Overstreet said that overseeing an office is a huge step for her to take in her career, but one that she feels will ultimately make her a better person.
She attributes her strong working relationship with Tonya Beech, who left the Jackson office to become the district supervisor in Mobile, as a primary reason she sought the promotion to office coordinator.
“I first got to know Tonya well when my daughter was in the fourth grade,” said Overstreet, who has been with CRS since 2001. “Because our daughters were friends, Jessica was invited over to their house to spend the night. I was apprehensive, but Tonya told me I had nothing to worry about, that Jessica would be in very good hands at their house, and she could personally meet her every health care need overnight. Interestingly enough, all this took place as I was graduating from nursing school. That connection with Tonya led me to my career with CRS.”

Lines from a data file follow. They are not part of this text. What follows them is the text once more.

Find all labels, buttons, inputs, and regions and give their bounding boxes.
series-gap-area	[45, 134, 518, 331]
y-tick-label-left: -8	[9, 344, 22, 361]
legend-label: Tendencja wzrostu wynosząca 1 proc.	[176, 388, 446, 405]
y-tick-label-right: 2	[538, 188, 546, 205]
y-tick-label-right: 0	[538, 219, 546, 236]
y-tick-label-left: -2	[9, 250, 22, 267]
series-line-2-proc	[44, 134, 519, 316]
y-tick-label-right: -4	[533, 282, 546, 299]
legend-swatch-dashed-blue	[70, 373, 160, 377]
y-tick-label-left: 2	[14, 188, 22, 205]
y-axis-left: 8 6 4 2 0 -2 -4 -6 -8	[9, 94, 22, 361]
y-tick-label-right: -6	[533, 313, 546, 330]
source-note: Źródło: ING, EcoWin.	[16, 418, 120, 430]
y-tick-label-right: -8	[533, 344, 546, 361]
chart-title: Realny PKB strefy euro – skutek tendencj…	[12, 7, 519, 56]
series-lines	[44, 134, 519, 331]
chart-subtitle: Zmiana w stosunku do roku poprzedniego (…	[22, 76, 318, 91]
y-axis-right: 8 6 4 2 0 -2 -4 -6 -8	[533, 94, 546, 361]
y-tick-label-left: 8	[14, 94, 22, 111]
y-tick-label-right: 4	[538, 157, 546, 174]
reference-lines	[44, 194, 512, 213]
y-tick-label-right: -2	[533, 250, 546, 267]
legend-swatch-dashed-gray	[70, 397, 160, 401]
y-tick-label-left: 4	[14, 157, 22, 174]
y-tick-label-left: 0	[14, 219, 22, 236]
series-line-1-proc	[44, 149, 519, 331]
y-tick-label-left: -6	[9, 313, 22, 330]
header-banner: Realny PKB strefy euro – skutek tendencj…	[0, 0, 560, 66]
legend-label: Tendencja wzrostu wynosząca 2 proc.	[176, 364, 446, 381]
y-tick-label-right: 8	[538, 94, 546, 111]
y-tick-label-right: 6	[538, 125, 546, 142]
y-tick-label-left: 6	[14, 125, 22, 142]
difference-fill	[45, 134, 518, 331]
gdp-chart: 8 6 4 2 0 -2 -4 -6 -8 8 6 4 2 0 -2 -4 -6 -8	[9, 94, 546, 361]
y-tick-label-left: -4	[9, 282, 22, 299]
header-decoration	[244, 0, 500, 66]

Overstreet said that this department means everything to both her and her daughter. Jessica, who is now 25, currently works in a salon as a nail technician after successfully completing a manicuring program with assistance from VR.
“This entire department works so hard to make people be all that they can be,” said Overstreet. “Through the years, ADRS has helped my daughter reach her goals, and it is truly great to be a part of an organization that means so much to so many people. Through all of the phases of life, we represent freedom to the people we serve. I’m going to keep serving our families in the best way possible, and I’m humbled to serve the department in a greater capacity through my new position.”